The AWG5200’s multi-unit synchronization feature helps scale up beyond eight channels. Note that each channel is independent, so the classic tradeoff of sample memory for bandwidth doesn’t apply here. Each channel gets 2 Gsamples of waveform memory.
The precision is embodied within its ability to generate RF signals with a spurious-free dynamic range (SFDR) of ‒70 dBc. Combined with a software suite and support, this is critical as new waveforms and digital-modulation techniques are explored in a time of rapid wireless evolution in military and government applications, as well as 5G and even quantum-computer test. Signal fidelity isn’t something you want to worry about, and the expanding library and customizable features help kickstart and then fine-tune your research and development waveforms.
How’d They Do That?
Achieving higher or improved specifications is almost always a “labor of love”: The test company’s engineers’ constant urge to make things better combines with customer feedback and an analysis of where to focus energy and development to have the most impact. However, at a fundamental level, the AWG5200’s advances go back to the digital-to-analog converter (DAC) technology at the heart of the system.
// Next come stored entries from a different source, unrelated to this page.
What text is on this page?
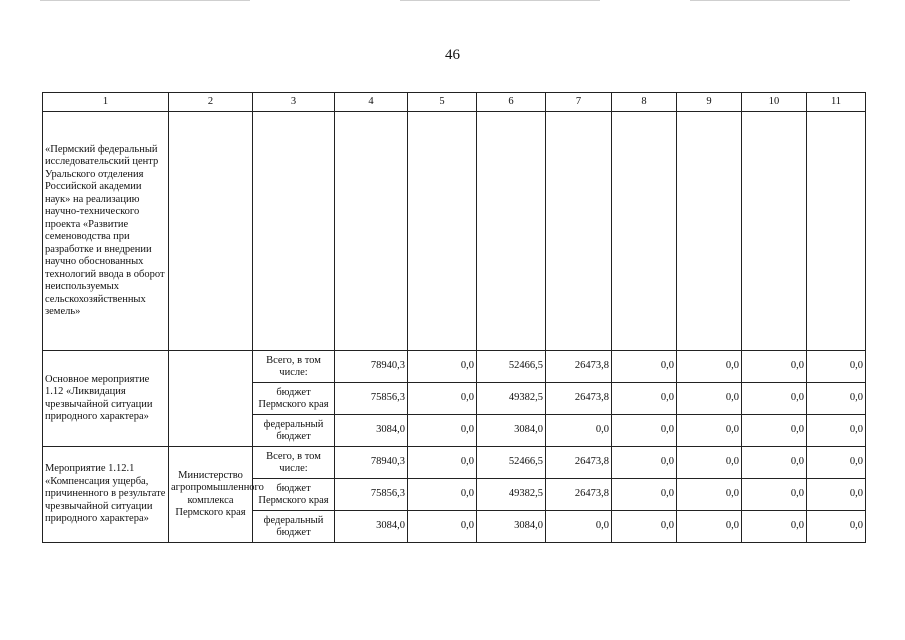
46
1	2	3	4	5	6	7	8	9	10	11
«Пермский федеральный исследовательский центр Уральского отделения Российской академии наук» на реализацию научно-технического проекта «Развитие семеноводства при разработке и внедрении научно обоснованных технологий ввода в оборот неиспользуемых сельскохозяйственных земель»										
Основное мероприятие 1.12 «Ликвидация чрезвычайной ситуации природного характера»		Всего, в том числе:	78940,3	0,0	52466,5	26473,8	0,0	0,0	0,0	0,0
		бюджет Пермского края	75856,3	0,0	49382,5	26473,8	0,0	0,0	0,0	0,0
		федеральный бюджет	3084,0	0,0	3084,0	0,0	0,0	0,0	0,0	0,0
Мероприятие 1.12.1 «Компенсация ущерба, причиненного в результате чрезвычайной ситуации природного характера»	Министерство агропромышленного комплекса Пермского края	Всего, в том числе:	78940,3	0,0	52466,5	26473,8	0,0	0,0	0,0	0,0
		бюджет Пермского края	75856,3	0,0	49382,5	26473,8	0,0	0,0	0,0	0,0
		федеральный бюджет	3084,0	0,0	3084,0	0,0	0,0	0,0	0,0	0,0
Advances in DAC technologies, particularly with respect to signal processing and functional integration, allow them to directly generate detailed and complex RF and electronic-warfare (EW) signals. This is an area worth digging into in more detail, so Christopher Skach and Sahandi Noorizadeh developed a feature specially for Electronic Design on DAC technology advances and how it’s changing signal generation for test. It’s worth a look.
Rapidly Evolving Applications
Pettigrew also provided a quick run through of the newer and more interesting applications, as well as the key market trends that the system is solving for. In general electronic test, “go wide” technologies like MIMO need test systems that can scale as they need multiple, independent, wide-bandwidth RF streams (Fig. 3).
3. Rapid expansion in the use of techniques such as MIMO requires more advanced and flexible waveform generators to generate multiple high-fidelity, RF signals with complex modulation schemes. (Source: Tektronix)
This translates over to mil/gov, too, where systems must be tested for their ability to detect and respond to adaptive threats. The signals of interest are able to be generated on two channels, while the others can be used to generate expected noise, Wi-Fi interferers, and other MIMO channels.
However, just being able to reproduce the signals isn’t enough: The AWG must be capable of enabling stress and margin testing, as well as verification and characterization.1
On the research front, it turns out that quantum computing needs advanced AWGs, too, said Pettigrew, as they lack the fidelity, latency, and scalability. In quantum computers, the qubits are often controlled using precision-pulsed microwave signals, each requiring multiple independent RF channels. This is only going to get more interesting and challenging as companies like IBM and Google, along with many independent physicists and engineers, work to scale up quantum-computing technology and applications.
For all three of these applications, cost remains a factor. So, instead of developing multiple custom solutions, the AWG5200 may be a good commercial off-the-shelf (COTS) option.